A recent Associated Press-GfK poll found that Americans are confident about scientific theories when they relate to health and genetics, but very skeptical when it comes to scientific research that doesn't have a great affect on their everyday lives.

The study shows that only 4 percent of Americans doubt that smoking causes cancer, while only 6 percent question whether mental illness is a medical condition that affects the brain. Only 8 percent of Americans are unsure about DNA and 15 percent question the safety of childhood vaccines, the AP poll revealed.
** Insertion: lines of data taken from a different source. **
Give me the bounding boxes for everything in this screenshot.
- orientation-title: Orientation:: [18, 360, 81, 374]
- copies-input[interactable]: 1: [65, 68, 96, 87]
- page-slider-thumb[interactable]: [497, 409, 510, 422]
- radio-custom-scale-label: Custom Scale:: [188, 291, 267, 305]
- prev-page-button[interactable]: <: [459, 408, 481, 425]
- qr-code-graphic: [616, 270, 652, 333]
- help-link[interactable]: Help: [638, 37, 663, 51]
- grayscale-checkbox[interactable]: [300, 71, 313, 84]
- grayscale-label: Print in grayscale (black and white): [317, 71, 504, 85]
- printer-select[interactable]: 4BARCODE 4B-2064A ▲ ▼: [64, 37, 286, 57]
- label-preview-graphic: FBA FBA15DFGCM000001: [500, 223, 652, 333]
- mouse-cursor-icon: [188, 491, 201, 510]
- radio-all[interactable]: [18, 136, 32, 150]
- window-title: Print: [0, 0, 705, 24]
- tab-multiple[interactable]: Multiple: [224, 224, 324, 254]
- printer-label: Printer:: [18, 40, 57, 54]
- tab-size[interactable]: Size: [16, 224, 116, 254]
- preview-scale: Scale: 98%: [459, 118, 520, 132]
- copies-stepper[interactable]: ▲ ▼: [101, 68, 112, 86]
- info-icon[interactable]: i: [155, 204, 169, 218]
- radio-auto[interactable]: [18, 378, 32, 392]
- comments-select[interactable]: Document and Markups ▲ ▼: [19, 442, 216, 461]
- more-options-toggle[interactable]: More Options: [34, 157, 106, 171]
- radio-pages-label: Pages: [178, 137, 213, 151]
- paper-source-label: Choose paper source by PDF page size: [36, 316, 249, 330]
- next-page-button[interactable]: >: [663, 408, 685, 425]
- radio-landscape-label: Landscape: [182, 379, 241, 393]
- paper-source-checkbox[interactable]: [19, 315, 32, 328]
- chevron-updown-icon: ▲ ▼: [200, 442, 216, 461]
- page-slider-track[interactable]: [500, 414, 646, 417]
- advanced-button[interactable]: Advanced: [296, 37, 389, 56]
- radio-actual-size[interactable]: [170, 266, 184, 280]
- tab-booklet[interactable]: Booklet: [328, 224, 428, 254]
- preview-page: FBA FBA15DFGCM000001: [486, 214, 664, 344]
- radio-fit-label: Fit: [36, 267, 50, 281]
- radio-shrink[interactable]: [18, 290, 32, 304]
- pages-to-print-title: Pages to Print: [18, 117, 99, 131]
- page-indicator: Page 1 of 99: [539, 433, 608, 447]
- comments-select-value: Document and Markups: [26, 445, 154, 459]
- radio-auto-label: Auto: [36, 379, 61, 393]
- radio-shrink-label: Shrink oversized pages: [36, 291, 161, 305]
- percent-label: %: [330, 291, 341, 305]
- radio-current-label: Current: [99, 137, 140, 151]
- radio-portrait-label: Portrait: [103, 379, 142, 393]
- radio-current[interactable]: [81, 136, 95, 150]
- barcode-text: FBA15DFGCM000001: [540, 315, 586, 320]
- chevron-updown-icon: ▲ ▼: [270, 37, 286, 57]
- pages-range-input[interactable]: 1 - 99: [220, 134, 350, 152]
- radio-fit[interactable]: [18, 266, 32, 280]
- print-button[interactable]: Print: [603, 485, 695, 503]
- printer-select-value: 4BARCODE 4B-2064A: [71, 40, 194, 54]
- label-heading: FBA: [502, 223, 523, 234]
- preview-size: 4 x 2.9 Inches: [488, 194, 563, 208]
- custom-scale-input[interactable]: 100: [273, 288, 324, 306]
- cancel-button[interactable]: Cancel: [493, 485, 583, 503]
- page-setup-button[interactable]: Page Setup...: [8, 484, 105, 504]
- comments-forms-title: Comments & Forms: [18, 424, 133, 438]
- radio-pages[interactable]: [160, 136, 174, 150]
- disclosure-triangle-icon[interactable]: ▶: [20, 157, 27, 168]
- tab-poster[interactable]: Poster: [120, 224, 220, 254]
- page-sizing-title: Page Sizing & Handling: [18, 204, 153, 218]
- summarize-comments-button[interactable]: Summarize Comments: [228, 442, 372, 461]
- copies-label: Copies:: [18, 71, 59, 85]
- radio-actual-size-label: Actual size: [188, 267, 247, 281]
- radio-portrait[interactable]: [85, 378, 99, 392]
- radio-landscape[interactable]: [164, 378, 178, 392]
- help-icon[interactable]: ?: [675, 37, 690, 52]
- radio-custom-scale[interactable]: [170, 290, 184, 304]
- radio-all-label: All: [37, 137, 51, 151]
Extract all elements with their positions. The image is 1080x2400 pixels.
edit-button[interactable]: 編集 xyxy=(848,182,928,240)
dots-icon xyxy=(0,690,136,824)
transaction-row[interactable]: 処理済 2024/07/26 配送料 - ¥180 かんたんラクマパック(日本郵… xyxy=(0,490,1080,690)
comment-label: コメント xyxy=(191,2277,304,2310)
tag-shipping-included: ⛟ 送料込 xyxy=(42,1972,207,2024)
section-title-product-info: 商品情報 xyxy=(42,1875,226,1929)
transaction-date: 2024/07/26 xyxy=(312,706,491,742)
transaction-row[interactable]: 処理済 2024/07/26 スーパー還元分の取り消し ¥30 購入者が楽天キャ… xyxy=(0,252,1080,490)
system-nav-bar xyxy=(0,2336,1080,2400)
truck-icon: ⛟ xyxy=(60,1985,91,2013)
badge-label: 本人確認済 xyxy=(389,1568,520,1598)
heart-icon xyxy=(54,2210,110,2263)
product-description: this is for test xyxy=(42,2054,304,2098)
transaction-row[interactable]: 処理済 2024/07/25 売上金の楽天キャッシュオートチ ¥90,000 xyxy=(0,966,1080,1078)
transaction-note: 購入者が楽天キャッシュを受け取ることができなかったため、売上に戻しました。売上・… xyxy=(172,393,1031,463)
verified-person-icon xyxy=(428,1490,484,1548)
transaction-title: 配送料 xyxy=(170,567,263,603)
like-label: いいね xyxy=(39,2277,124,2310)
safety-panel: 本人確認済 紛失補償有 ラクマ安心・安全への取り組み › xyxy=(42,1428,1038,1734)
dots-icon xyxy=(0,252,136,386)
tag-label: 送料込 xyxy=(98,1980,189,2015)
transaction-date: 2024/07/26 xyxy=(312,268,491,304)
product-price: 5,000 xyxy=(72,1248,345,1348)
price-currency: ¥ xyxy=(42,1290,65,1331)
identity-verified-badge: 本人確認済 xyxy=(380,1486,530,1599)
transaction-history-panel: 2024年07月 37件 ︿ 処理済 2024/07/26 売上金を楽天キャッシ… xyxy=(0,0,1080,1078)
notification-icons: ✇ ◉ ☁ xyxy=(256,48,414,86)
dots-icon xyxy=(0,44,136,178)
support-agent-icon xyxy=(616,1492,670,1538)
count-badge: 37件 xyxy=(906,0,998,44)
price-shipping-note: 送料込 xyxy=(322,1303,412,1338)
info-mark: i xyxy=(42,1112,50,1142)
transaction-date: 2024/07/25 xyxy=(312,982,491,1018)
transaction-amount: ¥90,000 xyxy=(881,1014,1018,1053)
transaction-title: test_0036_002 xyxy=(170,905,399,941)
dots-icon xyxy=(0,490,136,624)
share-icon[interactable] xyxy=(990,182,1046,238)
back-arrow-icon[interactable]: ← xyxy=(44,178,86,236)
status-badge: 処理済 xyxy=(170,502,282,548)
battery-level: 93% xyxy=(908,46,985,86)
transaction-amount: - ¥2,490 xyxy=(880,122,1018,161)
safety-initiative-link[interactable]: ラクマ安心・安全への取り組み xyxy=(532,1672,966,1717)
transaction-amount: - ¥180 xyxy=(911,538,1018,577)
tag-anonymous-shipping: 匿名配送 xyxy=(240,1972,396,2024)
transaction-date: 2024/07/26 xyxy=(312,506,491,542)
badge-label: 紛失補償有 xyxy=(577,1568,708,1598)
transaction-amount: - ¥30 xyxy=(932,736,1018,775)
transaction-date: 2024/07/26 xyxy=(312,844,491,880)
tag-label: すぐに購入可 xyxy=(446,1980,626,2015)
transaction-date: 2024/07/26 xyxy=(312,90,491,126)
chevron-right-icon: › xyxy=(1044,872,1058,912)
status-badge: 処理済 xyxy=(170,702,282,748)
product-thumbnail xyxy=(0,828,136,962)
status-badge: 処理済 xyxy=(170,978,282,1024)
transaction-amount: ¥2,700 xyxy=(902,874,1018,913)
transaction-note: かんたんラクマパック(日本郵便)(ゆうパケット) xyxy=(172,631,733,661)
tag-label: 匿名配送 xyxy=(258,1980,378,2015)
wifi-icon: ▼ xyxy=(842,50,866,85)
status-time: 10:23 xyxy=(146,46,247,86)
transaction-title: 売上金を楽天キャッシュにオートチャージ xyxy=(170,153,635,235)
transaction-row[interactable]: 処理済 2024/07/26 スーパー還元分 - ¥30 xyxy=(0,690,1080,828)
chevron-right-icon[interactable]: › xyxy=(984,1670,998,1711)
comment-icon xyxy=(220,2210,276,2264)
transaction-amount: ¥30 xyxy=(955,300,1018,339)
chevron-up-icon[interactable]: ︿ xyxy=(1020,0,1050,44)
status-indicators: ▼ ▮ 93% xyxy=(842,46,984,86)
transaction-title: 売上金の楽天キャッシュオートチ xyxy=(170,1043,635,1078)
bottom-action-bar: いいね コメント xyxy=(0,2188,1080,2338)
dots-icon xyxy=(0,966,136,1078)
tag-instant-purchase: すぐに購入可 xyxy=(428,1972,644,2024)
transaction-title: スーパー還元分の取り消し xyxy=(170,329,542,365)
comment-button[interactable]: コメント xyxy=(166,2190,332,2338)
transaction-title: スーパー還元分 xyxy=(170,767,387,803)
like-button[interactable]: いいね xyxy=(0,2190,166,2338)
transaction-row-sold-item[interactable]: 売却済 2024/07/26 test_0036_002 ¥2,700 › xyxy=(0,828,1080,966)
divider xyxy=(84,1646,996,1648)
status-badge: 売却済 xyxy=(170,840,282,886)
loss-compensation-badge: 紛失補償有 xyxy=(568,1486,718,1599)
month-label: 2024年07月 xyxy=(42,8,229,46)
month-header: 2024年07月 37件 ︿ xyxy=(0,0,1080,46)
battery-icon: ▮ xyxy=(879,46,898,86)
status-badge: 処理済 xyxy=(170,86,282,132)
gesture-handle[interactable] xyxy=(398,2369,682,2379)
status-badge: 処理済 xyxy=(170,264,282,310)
However, there's a big disparity among Americans when it comes to global warming since about four in 10 Americans are unsure or don't believe in it at all. The AP also discovered that 51 percent of Americans doubt the legitimacy of the Big Bang theory.

2013 Nobel Prize in medicine winner Randy Schekman of the University of California, Berkeley blames political figures and leaders as the reason why so many Americans doubt widely supported scientific theories. "Science ignorance is pervasive in our society and these attitudes are reinforced when some of our leaders are openly antagonistic to established facts," he said.

The poll also showed that political affiliation and faith are key factors in determining how an American views science. More Democrats than Republicans expressed confidence in evolution, the Big Bang, the age of the Earth and climate change. In addition, there was a sharp decline in confidence about these topics for people of faith, according to the poll. Similarly, Americans who regularly attend religious services and evangelical Christians had more doubts about scientific concepts which were contradictory to their faith.

"When you are putting up facts against faith, facts can't argue against faith," said 2012 Nobel Prize winning biochemistry professor Robert Lefkowitz of Duke University. "It makes sense now that science would have made no headway because faith is untestable," he told the AP, according to the New York Daily News.